このように溶剤発生部144を設ける場合には、既述の供給管145における下面側開口端を溶剤の液面の高さレベルよりも上方側に位置させて、常温程度の雰囲気を当該液面に吹き付けても良いし、あるいは常温雰囲気により自然蒸発した溶剤雰囲気をノズル41を介してウエハWの周縁部に供給しても良い。
【0046】
本発明の手法によりウエハW上に形成する塗布膜としては、既述のレジスト膜に代えて、ポリイミド膜や接着剤からなる接着膜でも良い。このような塗布膜であっても、当該塗布膜を構成する有機材料をシンナーなどの溶剤により希釈した塗布液がウエハWに供給されて、同様にウエハWの周縁部にて乾燥が抑制されながら余分な塗布液が液切りされる。
【0047】
以上のようにダンパー48を閉止するタイミングとしては、早すぎるとレジスト液のミストが処理雰囲気に舞うおそれがあり、一方遅すぎるとウエハWの外周部側におけるレジスト膜が流動しにくくなる(乾燥が進行しすぎる)。従って、前記タイミングは、レジスト液をウエハWに吐出し終えた後、レジスト液の乾燥が完了するまでの間に設定することが好ましく、具体的には既述の
図6における時刻t3と時刻t4との間において予め設定された時点である。
【実施例】
【0048】
(実験例1)
続いて、本発明の効果を確認するために行った実験について説明する。
図14は、本発明と従来の手法とにより夫々得られたレジスト膜について、膜厚寸法をウエハWの直径方向に測定した結果を示している。
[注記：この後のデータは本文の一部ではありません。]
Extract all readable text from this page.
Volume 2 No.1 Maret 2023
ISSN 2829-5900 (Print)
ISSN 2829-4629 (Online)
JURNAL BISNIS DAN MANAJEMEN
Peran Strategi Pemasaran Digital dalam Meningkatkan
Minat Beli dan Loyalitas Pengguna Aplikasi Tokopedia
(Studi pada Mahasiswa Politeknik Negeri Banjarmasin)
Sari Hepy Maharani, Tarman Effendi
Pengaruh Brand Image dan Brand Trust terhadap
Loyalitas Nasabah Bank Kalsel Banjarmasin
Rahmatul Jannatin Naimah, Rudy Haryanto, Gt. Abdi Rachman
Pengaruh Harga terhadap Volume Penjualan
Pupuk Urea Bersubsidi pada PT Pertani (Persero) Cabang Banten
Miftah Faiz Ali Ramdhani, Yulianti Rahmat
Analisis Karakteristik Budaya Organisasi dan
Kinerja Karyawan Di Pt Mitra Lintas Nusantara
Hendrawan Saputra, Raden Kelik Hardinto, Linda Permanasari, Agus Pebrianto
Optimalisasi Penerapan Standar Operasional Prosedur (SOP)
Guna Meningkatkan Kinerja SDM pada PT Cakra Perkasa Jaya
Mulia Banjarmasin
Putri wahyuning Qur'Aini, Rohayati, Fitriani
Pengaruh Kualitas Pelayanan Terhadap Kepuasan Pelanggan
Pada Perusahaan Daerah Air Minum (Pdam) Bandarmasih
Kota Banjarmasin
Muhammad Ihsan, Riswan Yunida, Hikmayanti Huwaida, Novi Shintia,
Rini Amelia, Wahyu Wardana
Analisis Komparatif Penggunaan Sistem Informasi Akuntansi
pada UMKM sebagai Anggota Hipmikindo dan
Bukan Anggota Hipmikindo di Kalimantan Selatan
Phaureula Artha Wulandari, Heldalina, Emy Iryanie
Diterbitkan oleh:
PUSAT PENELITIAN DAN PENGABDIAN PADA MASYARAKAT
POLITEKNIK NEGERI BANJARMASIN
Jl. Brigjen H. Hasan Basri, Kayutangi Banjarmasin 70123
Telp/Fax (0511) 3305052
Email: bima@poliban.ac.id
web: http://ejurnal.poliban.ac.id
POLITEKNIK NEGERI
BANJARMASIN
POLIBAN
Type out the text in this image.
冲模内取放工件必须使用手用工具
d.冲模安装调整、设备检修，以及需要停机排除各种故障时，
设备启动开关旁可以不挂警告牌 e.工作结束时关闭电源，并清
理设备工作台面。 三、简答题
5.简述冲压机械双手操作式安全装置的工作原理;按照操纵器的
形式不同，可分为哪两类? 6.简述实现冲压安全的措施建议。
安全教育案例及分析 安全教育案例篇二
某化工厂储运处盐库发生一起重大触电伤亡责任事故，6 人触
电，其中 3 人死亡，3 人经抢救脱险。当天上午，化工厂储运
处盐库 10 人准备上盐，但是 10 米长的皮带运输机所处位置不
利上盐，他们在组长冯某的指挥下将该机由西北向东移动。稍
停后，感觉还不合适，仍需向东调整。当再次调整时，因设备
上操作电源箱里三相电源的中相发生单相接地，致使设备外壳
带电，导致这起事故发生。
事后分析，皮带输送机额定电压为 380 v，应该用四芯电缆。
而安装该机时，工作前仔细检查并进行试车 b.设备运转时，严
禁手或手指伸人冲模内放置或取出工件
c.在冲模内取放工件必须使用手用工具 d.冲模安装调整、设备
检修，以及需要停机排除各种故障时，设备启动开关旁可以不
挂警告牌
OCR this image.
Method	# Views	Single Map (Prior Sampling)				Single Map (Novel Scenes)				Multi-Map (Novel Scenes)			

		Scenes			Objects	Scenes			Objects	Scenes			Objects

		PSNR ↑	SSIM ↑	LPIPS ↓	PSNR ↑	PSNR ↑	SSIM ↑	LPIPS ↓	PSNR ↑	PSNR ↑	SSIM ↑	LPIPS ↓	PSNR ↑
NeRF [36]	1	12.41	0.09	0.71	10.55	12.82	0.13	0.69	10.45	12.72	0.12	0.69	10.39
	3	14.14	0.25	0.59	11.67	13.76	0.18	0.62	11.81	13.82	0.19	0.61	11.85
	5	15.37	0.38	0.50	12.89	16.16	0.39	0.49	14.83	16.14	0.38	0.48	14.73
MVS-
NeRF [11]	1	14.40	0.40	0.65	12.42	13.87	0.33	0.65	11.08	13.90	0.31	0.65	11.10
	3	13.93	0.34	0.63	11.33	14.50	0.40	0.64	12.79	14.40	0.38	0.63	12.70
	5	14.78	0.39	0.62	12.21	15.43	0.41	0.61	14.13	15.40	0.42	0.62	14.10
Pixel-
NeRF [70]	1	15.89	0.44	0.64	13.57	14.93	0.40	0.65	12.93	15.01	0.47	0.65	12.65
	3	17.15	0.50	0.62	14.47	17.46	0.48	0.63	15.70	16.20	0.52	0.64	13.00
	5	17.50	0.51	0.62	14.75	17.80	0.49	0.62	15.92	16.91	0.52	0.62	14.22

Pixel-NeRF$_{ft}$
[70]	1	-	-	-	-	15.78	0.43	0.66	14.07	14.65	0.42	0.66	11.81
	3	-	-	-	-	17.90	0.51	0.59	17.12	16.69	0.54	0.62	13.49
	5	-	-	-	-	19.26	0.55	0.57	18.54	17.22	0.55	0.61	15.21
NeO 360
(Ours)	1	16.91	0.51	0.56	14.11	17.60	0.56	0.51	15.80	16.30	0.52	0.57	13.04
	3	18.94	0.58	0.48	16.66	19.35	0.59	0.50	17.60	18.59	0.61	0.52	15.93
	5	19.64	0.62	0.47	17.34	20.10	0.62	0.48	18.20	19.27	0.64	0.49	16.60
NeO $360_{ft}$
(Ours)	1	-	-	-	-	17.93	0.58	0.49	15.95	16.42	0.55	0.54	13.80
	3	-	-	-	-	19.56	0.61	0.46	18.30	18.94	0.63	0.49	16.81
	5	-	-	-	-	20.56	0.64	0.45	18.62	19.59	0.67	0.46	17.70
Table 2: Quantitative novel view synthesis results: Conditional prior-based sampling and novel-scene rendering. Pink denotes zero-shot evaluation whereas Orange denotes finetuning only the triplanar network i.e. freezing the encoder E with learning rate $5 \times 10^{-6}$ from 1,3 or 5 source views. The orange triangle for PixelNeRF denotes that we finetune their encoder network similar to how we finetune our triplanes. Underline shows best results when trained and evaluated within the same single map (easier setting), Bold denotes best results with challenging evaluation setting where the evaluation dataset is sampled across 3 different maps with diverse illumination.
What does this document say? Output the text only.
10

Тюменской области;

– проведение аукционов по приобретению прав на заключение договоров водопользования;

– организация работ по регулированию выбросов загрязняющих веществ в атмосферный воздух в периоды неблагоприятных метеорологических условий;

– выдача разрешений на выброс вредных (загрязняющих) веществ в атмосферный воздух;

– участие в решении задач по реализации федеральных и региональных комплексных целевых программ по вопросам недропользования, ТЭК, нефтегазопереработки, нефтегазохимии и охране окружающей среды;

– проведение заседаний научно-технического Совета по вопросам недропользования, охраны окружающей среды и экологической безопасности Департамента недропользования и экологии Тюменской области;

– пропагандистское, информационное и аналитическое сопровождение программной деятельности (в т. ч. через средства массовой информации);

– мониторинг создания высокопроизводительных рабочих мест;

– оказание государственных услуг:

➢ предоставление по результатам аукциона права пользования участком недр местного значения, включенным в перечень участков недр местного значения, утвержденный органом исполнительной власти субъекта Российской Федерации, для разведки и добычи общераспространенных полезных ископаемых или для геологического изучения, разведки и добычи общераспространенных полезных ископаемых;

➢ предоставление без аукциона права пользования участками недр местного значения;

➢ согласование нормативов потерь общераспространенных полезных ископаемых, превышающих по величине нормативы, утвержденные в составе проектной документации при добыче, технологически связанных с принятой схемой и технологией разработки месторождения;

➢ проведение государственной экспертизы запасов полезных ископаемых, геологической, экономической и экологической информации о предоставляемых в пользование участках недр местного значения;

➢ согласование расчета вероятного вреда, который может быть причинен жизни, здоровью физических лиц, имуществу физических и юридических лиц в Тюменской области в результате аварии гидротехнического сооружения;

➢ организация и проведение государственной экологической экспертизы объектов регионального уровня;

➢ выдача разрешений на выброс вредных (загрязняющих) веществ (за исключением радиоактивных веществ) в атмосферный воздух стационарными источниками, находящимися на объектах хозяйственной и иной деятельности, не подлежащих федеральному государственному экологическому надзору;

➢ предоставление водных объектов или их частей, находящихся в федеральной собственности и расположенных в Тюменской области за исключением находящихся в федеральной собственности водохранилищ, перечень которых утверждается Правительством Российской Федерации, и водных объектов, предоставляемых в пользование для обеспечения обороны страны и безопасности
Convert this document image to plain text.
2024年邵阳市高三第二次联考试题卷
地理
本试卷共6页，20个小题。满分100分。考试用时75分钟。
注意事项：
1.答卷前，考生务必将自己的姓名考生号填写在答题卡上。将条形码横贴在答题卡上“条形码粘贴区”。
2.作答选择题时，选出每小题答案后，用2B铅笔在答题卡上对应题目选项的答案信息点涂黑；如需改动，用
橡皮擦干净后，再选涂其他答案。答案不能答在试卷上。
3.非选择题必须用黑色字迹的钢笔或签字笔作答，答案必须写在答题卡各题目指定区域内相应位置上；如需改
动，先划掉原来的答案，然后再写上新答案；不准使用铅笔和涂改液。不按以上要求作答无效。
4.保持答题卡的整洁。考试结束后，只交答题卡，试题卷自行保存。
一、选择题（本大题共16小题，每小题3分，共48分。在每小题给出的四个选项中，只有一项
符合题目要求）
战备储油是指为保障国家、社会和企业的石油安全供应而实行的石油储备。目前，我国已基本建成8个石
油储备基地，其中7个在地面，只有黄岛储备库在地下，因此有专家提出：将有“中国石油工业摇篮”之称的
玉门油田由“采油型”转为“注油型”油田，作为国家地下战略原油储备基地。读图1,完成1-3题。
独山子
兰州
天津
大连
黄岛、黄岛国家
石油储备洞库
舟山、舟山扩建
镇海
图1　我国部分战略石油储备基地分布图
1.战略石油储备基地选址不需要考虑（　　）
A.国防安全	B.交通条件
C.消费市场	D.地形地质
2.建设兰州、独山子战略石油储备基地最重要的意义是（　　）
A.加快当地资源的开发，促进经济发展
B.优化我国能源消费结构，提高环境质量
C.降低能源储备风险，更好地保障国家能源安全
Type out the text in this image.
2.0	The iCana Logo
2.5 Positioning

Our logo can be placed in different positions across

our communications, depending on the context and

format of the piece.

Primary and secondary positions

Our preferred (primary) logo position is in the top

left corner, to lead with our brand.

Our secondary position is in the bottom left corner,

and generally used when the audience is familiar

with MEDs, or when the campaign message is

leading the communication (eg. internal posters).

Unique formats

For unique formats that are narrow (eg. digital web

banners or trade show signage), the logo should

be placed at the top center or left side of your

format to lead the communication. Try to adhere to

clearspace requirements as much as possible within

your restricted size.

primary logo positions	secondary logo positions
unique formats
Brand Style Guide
図14から分かるように、従来ではウエハWの外縁部では中央部よりも膜厚寸法が50nm以上も厚くなっていた。一方、本発明ではウエハWの外縁部では中央部と同レベルの膜厚寸法となっていた。
【0049】
(実験例2)
この実験では、カップ41〜43に付着したレジスト液や溶剤を拭き取った後、5枚のウエハWに対して連続して本発明の手法によりレジスト膜の形成処理を行い、その後これら5枚のウエハWについてレジスト膜の膜厚寸法を測定した結果を示している。即ち、これら5枚のウエハWのうち、1枚目のウエハWに対してレジスト液を吐出する時、カップ41〜43にはレジスト液や溶剤は付着していない。一方、後続の2枚目以降のウエハWについては、レジスト液を吐出する時、内側カップ41や中間カップ42にはレジスト液が付着している。
【0050】
この結果、
図15に示すように、1枚目のウエハWでは、ウエハWの外周端におけるレジスト膜の膜厚寸法が中央側よりも厚くなっており、膜厚寸法の均一性が悪化していた。これに対して2枚目以降のウエハWでは、1枚目のウエハWよりも膜厚寸法の均一性が改善されていた。従って、レジスト液の乾燥を行う時、ダンパー48を閉止するだけでなく、カップ41、42に溶剤を予め付着させておくことが好ましいと言える。そのため、製品ウエハWに対してレジスト液の吐出処理を行う前に、既に説明したように、ダミーウエハを用いた前処理やプリウエット処理を行っておくことが好ましい。尚、
図15では1枚目のウエハWを実線にて示しており、後続の2枚目以降のウエハWについては破線にて示している。